Home / Companies / High court sends Vodafone and I-T department to tax tribunal

Mumbai: The Bombay high court on Thursday directed the Income-Tax Appellate Tribunal (ITAT) to hear a 8,500 crore transfer-pricing tax dispute relating to the Indian arm of Vodafone Group Plc from 21 February on a daily basis till a final order is passed.

The high court was hearing an appeal filed by the income-tax department challenging an interim order of ITAT, which stayed a 3,700 crore tax demand raised on Vodafone India Services Pvt. Ltd.

The high court has directed both Vodafone India and the tax authority to not seek any adjournments.

This tax dispute, which is first of the three transfer-pricing cases pending in the court, relates to a 8,500 crore adjustment made by the income-tax department on Vodafone India.

Transfer pricing is the practice of arm’s length pricing for transactions between group companies based in different countries to ensure that a fair price—one that would have been charged to an unrelated party—is levied.

While the ITAT stayed the tax demand in December for six months or till the plea is decided, it directed Vodafone India to deposit 200 crore by 15 February.
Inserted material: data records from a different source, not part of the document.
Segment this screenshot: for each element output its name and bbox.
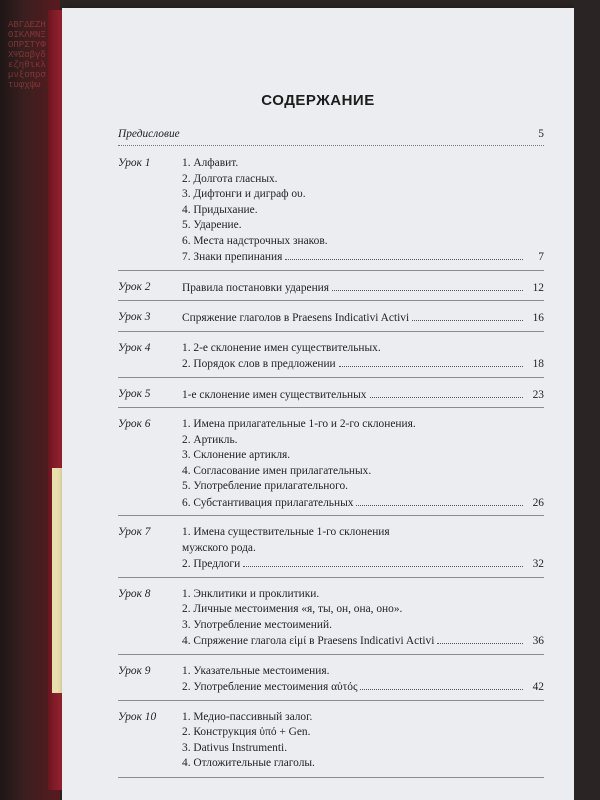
dot-leader <box>285 249 523 260</box>
topic-text: 2. Употребление местоимения αὐτός <box>182 681 358 693</box>
toc-lesson-row[interactable] <box>118 417 544 516</box>
topic-text: 6. Субстантивация прилагательных <box>182 496 354 509</box>
lesson-topic <box>182 172 544 188</box>
dot-leader <box>437 633 523 644</box>
lesson-topics <box>182 341 544 372</box>
toc-lesson-row[interactable] <box>118 525 544 578</box>
lesson-topic <box>182 387 544 403</box>
lesson-topic <box>182 280 544 296</box>
lesson-topic <box>182 602 544 618</box>
page-number: 23 <box>532 388 544 401</box>
lesson-topic <box>182 356 544 372</box>
lesson-topic <box>182 679 544 695</box>
table-of-contents <box>118 128 544 787</box>
lesson-topic <box>182 218 544 234</box>
page-number: 32 <box>532 558 544 570</box>
dot-leader <box>356 495 523 506</box>
toc-intro-row[interactable] <box>118 128 544 146</box>
topic-text: 4. Отложительные глаголы. <box>182 757 315 769</box>
lesson-topic <box>182 756 544 772</box>
dot-leader <box>339 356 523 367</box>
lesson-topic <box>182 156 544 172</box>
lesson-topic <box>182 495 544 511</box>
lesson-topic <box>182 479 544 495</box>
lesson-label: Урок 1 <box>118 157 151 169</box>
lesson-topic <box>182 249 544 265</box>
intro-label: Предисловие <box>118 128 180 140</box>
dot-leader <box>332 280 523 291</box>
lesson-topics <box>182 710 544 772</box>
topic-text: 1. Алфавит. <box>182 157 239 169</box>
topic-text: 1. Медио-пассивный залог. <box>182 710 313 723</box>
topic-text: 4. Придыхание. <box>182 203 258 216</box>
topic-text: 4. Спряжение глагола εἰμί в Praesens Indicativi Activi <box>182 635 435 647</box>
topic-text: 3. Дифтонги и диграф ου. <box>182 188 306 200</box>
lesson-label: Урок 7 <box>118 526 151 538</box>
lesson-topic <box>182 417 544 433</box>
lesson-label: Урок 2 <box>118 280 151 293</box>
page-number: 12 <box>532 281 544 294</box>
lesson-label: Урок 4 <box>118 341 151 354</box>
lesson-label: Урок 3 <box>118 311 151 323</box>
toc-lesson-row[interactable] <box>118 710 544 778</box>
lesson-topic <box>182 433 544 449</box>
lesson-topics <box>182 417 544 510</box>
lesson-label: Урок 9 <box>118 664 151 677</box>
page-number: 7 <box>538 251 544 263</box>
dot-leader <box>243 556 523 567</box>
lesson-topic <box>182 618 544 634</box>
toc-lesson-row[interactable] <box>118 341 544 378</box>
topic-text: 2. Долгота гласных. <box>182 172 278 185</box>
page-number: 36 <box>532 635 544 647</box>
toc-lesson-row[interactable] <box>118 280 544 302</box>
lesson-topic <box>182 710 544 726</box>
topic-text: 5. Ударение. <box>182 219 242 231</box>
lesson-topics <box>182 587 544 649</box>
toc-lesson-row[interactable] <box>118 664 544 701</box>
topic-text: 1. Указательные местоимения. <box>182 664 330 677</box>
lesson-topic <box>182 633 544 649</box>
lesson-topic <box>182 725 544 741</box>
lessons-list <box>118 156 544 778</box>
lesson-label: Урок 6 <box>118 418 151 430</box>
lesson-topic <box>182 341 544 357</box>
page-number: 26 <box>532 496 544 509</box>
lesson-label: Урок 8 <box>118 587 151 600</box>
lesson-topic <box>182 310 544 326</box>
lesson-topics <box>182 525 544 572</box>
lesson-topics <box>182 387 544 403</box>
topic-text: 3. Dativus Instrumenti. <box>182 741 288 754</box>
lesson-topics <box>182 280 544 296</box>
topic-text: 1. 2-е склонение имен существительных. <box>182 341 381 354</box>
lesson-topic <box>182 556 544 572</box>
topic-text: 1. Имена прилагательные 1-го и 2-го склонения. <box>182 418 416 430</box>
topic-text: 2. Порядок слов в предложении <box>182 358 336 370</box>
topic-text: 7. Знаки препинания <box>182 251 283 263</box>
topic-text: 1. Имена существительные 1-го склонения <box>182 526 390 538</box>
lesson-topic <box>182 187 544 203</box>
topic-text: 1-е склонение имен существительных <box>182 388 367 401</box>
toc-lesson-row[interactable] <box>118 310 544 332</box>
topic-text: 3. Употребление местоимений. <box>182 618 332 631</box>
topic-text: 3. Склонение артикля. <box>182 449 291 461</box>
lesson-label: Урок 10 <box>118 710 157 723</box>
lesson-topics <box>182 156 544 265</box>
lesson-topic <box>182 203 544 219</box>
intro-page-number: 5 <box>538 128 544 140</box>
lesson-topic <box>182 741 544 757</box>
topic-text: 4. Согласование имен прилагательных. <box>182 464 372 477</box>
topic-text: 2. Предлоги <box>182 558 241 570</box>
page-number: 18 <box>532 358 544 370</box>
topic-text: мужского рода. <box>182 541 256 554</box>
dot-leader <box>370 387 524 398</box>
topic-text: Правила постановки ударения <box>182 281 329 294</box>
topic-text: Спряжение глаголов в Praesens Indicativi Activi <box>182 312 410 324</box>
spine-decoration: ΑΒΓΔΕΖΗΘΙΚΛΜΝΞΟΠΡΣΤΥΦΧΨΩαβγδεζηθικλμνξοπρστυφχψω <box>8 20 46 90</box>
toc-lesson-row[interactable] <box>118 156 544 271</box>
page-number: 42 <box>532 681 544 693</box>
dot-leader <box>412 310 523 321</box>
lesson-topic <box>182 541 544 557</box>
lesson-topic <box>182 664 544 680</box>
lesson-topic <box>182 448 544 464</box>
dot-leader <box>360 679 523 690</box>
lesson-topic <box>182 234 544 250</box>
page-title: СОДЕРЖАНИЕ <box>261 92 375 109</box>
lesson-topics <box>182 664 544 695</box>
topic-text: 5. Употребление прилагательного. <box>182 480 349 492</box>
lesson-topic <box>182 587 544 603</box>
toc-lesson-row[interactable] <box>118 387 544 409</box>
toc-lesson-row[interactable] <box>118 587 544 655</box>
topic-text: 1. Энклитики и проклитики. <box>182 587 320 600</box>
page-number: 16 <box>532 312 544 324</box>
topic-text: 2. Конструкция ὑπό + Gen. <box>182 726 311 738</box>
topic-text: 2. Личные местоимения «я, ты, он, она, оно». <box>182 603 403 615</box>
background-right <box>574 0 600 800</box>
lesson-label: Урок 5 <box>118 387 151 400</box>
lesson-topics <box>182 310 544 326</box>
topic-text: 2. Артикль. <box>182 433 238 446</box>
lesson-topic <box>182 464 544 480</box>
topic-text: 6. Места надстрочных знаков. <box>182 234 328 247</box>
lesson-topic <box>182 525 544 541</box>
Vodafone India has also been told to provide corporate guarantees of 3,500 crore.

Following the ITAT order, the tax authority filed a rectification plea on 31 January asking the tribunal to lift the stay order.

The high court will now hear the income-tax department’s original appeal after ITAT passes an order on the rectification petition filed by the tax department.

On Thursday, K. Setlavad, additional solicitor general representing the tax authority, said the “IT department has a substantial case against Vodafone India. The company should be asked to deposit at least 540 crore till the case is decided."

Vodafone India has so far deposited 200 crore as per the ITAT order, said Harish Salve, a lawyer representing Vodafone India.

In February 2012, Vodafone challenged the jurisdiction of the income tax department in issuing a draft transfer pricing order that sought to add 8,500 crore to its taxable income.

The tax authority’s draft transfer pricing order, issued in December 2011, relates to selling of Vodafone’s call centre business to an offshore entity.

Earlier in 2007, Vodafone International Holdings BV, a Dutch unit of the British telecom firm, bought the Indian business operations of Hutchison Telecommunications International Ltd through the sale of a Cayman Islands-based firm called CGP Investments Ltd, a unit of Hutchison, in a $11 billion deal.

The Indian tax department estimated the company’s liability at around 11,000 crore for not withholding a part of the amount as tax while paying Hutchison.

In 2012, the Supreme Court ruled in favour of Vodafone and held that the deal was not taxable in India. To counter this, the government introduced a retrospective amendment to laws to bring such indirect transfers of shares under the tax net. It also introduced a validation clause that effectively made Vodafone liable to pay tax in India, sparking protests from investors.

Vodafone and the government are holding talks for an informal reconciliation of the case.